Nem todo cansaço é burnout. Nem toda semana difícil indica um adoecimento. O trabalho faz parte da vida e, em diferentes momentos, pode exigir esforço, dedicação e energia. A questão surge quando a recuperação deixa de acontecer. Quando o descanso já não produz descanso. Quando o envolvimento emocional com o trabalho se transforma em desgaste contínuo.

Foi justamente essa diferença que chamou a atenção dos pesquisadores que ajudaram a desenvolver o conceito moderno de burnout.

Como o conceito de burnout surgiu

O termo burnout começou a ganhar relevância na década de 1970 por meio do trabalho do psicólogo Herbert Freudenberger. Atuando em serviços voltados para pessoas em situação de vulnerabilidade, ele observou algo que não era explicado apenas pelo excesso de trabalho.

Profissionais antes motivados, comprometidos e idealistas começavam a apresentar exaustão intensa, irritabilidade, desmotivação e perda gradual de envolvimento com suas atividades. Era como se a energia que inicialmente sustentava o trabalho tivesse sido consumida pelo próprio trabalho.

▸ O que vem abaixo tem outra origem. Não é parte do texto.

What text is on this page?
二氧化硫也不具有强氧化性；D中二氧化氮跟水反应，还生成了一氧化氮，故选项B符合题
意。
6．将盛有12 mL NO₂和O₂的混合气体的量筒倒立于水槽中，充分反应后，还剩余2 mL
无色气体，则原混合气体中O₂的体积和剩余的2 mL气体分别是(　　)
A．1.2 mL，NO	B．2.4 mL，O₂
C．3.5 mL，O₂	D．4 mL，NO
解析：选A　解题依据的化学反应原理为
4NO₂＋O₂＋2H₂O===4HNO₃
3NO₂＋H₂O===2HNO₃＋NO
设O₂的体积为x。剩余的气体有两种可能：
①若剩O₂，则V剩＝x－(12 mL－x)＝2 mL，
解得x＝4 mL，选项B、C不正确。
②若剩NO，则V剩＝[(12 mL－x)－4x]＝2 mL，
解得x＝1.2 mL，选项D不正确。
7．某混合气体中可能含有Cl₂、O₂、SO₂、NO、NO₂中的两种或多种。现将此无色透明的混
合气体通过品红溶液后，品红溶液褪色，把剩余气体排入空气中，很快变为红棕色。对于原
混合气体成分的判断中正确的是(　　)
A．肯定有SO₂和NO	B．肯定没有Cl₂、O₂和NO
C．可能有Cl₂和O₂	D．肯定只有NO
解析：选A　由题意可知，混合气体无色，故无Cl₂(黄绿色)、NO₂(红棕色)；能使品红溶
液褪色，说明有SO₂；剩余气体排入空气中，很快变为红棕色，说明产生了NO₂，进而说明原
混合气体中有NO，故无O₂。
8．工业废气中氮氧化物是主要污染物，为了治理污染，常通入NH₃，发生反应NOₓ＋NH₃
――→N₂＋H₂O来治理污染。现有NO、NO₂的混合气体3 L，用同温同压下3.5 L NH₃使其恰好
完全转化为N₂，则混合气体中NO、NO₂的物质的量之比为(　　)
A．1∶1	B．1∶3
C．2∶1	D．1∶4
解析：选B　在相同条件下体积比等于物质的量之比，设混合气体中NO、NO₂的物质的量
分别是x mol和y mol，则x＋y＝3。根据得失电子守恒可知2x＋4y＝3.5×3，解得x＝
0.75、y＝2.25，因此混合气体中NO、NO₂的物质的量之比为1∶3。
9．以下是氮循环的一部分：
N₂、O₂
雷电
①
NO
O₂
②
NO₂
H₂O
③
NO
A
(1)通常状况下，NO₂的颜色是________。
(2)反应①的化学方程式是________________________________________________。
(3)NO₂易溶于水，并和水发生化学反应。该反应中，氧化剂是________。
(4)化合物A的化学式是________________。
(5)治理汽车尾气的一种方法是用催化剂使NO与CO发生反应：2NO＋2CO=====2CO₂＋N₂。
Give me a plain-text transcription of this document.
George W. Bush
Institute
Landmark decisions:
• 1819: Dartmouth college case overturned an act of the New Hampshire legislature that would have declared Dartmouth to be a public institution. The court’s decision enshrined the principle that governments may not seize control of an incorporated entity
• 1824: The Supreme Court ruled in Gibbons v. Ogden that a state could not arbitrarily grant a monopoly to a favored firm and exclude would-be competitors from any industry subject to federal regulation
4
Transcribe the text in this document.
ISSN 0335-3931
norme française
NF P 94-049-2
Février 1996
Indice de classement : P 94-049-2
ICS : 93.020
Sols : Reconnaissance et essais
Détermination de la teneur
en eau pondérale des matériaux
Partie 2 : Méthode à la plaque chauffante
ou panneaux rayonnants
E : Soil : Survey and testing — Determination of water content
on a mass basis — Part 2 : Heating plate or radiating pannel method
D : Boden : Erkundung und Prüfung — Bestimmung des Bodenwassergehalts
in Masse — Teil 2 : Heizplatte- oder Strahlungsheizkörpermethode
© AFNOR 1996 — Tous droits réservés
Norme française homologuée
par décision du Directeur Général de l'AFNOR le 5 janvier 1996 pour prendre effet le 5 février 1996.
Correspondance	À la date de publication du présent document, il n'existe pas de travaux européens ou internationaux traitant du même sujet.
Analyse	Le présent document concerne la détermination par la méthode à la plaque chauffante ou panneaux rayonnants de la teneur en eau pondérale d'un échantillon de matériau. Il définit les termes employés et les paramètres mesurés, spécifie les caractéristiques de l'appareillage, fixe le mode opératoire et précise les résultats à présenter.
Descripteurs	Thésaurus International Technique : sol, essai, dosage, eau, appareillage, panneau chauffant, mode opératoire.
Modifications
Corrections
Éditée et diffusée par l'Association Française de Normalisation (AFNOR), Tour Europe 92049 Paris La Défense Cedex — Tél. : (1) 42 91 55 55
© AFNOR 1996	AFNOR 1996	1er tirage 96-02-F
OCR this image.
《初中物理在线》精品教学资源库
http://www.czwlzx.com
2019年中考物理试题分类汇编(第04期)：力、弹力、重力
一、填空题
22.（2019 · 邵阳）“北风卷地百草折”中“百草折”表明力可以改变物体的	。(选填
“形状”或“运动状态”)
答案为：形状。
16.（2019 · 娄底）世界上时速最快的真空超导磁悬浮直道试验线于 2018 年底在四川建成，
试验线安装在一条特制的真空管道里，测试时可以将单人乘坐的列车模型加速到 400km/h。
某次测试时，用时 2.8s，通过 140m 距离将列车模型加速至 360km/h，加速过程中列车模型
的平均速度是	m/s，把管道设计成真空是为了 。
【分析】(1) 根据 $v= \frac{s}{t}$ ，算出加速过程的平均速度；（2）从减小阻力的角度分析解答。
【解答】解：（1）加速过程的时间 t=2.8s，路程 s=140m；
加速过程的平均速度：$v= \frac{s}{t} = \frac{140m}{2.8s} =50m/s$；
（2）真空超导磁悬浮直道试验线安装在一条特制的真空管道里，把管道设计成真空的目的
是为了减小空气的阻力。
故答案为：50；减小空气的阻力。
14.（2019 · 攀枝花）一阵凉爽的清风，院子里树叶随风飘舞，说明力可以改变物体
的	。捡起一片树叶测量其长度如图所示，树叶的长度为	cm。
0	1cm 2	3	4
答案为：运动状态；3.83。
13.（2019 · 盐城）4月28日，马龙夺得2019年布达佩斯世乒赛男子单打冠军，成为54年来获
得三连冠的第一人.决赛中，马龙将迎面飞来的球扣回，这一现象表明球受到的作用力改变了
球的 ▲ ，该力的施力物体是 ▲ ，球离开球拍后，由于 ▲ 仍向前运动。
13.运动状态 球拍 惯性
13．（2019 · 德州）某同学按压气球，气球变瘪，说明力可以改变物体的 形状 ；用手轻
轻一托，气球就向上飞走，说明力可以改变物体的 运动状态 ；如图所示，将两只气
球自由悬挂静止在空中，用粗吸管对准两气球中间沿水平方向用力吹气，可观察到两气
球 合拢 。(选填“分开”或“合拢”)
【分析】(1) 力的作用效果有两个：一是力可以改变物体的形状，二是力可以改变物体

Freudenberger utilizou a expressão "burnout", que pode ser traduzida livremente como "queimar até o fim", para descrever esse estado de esgotamento.

Posteriormente, a pesquisadora Christina Maslach aprofundou os estudos sobre o tema e ajudou a construir uma das teorias mais influentes da área. Seu trabalho foi tão relevante que, até hoje, grande parte das pesquisas sobre burnout utiliza conceitos desenvolvidos por ela e por Michael Leiter.

A contribuição de Maslach foi importante porque mostrou que o burnout não se resume ao excesso de tarefas. Ele envolve uma mudança profunda na forma como a pessoa se relaciona com o trabalho, consigo mesma e com o próprio sentido de sua atividade profissional.

O que é burnout segundo a ciência

Atualmente, a definição mais conhecida é a apresentada pela Organização Mundial da Saúde.

Na CID-11, o burnout é descrito como um fenômeno ocupacional associado ao estresse crônico relacionado ao trabalho que não foi administrado com sucesso. A própria OMS destaca que o burnout se refere especificamente ao contexto ocupacional e não deve ser utilizado para descrever experiências em outras áreas da vida.

Essa definição é importante porque ajuda a diferenciar burnout de outras condições psicológicas. Embora possa coexistir com quadros de ansiedade, depressao, insonia e outros fenômenos relacionados à saúde mental, o burnout possui características próprias.

Segundo o modelo desenvolvido por Christina Maslach, três dimensões costumam estar presentes:

A primeira é a exaustão emocional. A pessoa sente que seus recursos físicos e psicológicos estão esgotados. Pequenas demandas parecem exigir esforço desproporcional. O cansaço deixa de ser uma experiência passageira e passa a ocupar espaço constante na rotina.

A segunda é o distanciamento mental em relação ao trabalho. Atividades que antes possuíam significado passam a ser executadas de forma automática. O envolvimento emocional diminui. Em alguns casos surge cinismo, irritação ou sensação de desconexão.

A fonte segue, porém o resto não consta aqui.